Your student may discover that negotiation is often inevitable. Your student may discover that good negotiations keep everyone at least somewhat satisfied. Your student may learn not to offer ultimatums and not to be inflexible — and she will learn how to respond when someone else is inflexible. She may learn how to plan a conversation, approach a problem, look for multiple solutions, and close the negotiation.
Living together requires compromise. Whether it is noise in the room, cleanliness, visitors, borrowing of personal belongings, or the myriad of other potential issues, students will need to learn to compromise in order to live together. Your student will have an opportunity to decide what matters most to her and practice compromising on those things that she is willing to let go. She’ll learn to find the middle ground, look for alternatives, and practice flexibility.
Although we often see conflict as negative, and we certainly don’t want our college students to experience too much conflict — especially in their living arrangements — it is important to see a certain amount of conflict as a healthy thing.
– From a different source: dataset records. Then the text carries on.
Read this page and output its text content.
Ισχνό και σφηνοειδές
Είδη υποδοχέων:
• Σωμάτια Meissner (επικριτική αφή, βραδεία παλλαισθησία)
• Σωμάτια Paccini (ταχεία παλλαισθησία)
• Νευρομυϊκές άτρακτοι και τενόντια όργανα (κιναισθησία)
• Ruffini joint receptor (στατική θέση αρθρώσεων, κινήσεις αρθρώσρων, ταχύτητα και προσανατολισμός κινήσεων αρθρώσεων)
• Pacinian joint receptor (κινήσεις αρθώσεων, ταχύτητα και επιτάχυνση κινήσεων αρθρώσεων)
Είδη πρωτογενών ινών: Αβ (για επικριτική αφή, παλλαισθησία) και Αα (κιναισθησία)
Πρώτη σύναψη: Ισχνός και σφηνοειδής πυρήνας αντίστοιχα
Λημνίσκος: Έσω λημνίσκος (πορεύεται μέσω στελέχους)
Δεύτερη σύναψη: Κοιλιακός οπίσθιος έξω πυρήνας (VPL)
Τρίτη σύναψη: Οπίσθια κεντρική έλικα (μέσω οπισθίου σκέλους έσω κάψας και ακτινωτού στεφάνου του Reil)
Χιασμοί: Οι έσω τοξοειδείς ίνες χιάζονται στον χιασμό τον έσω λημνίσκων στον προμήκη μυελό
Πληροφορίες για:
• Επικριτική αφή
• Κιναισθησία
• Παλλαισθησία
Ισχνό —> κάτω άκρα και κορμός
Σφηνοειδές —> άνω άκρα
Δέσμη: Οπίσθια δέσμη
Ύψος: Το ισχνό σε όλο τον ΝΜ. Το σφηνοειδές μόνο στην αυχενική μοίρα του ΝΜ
Talk to your student about potential roommate difficulties so that her expectations are realistic. Help her understand that there will be awkward or even uncomfortable times, but that she and her roommate will probably be able to work through them — and even have a stronger relationship because of the skills they will learn in the process.
The new adventure
The adventure of living with a roommate is a big part of the college experience for many students. Like so many of their experiences in college, some students will have a smoother path than others. With some work ahead of time, some good communication skills, and an attitude of compromise, most students have a good roommate experience. Some roommates become wonderful friends, and others have separate social circles, but enjoy living together.
As always, as a college parent, you may find that your most important task will be to listen carefully to what your student shares and then to encourage her to do whatever she can to make the experience a positive one.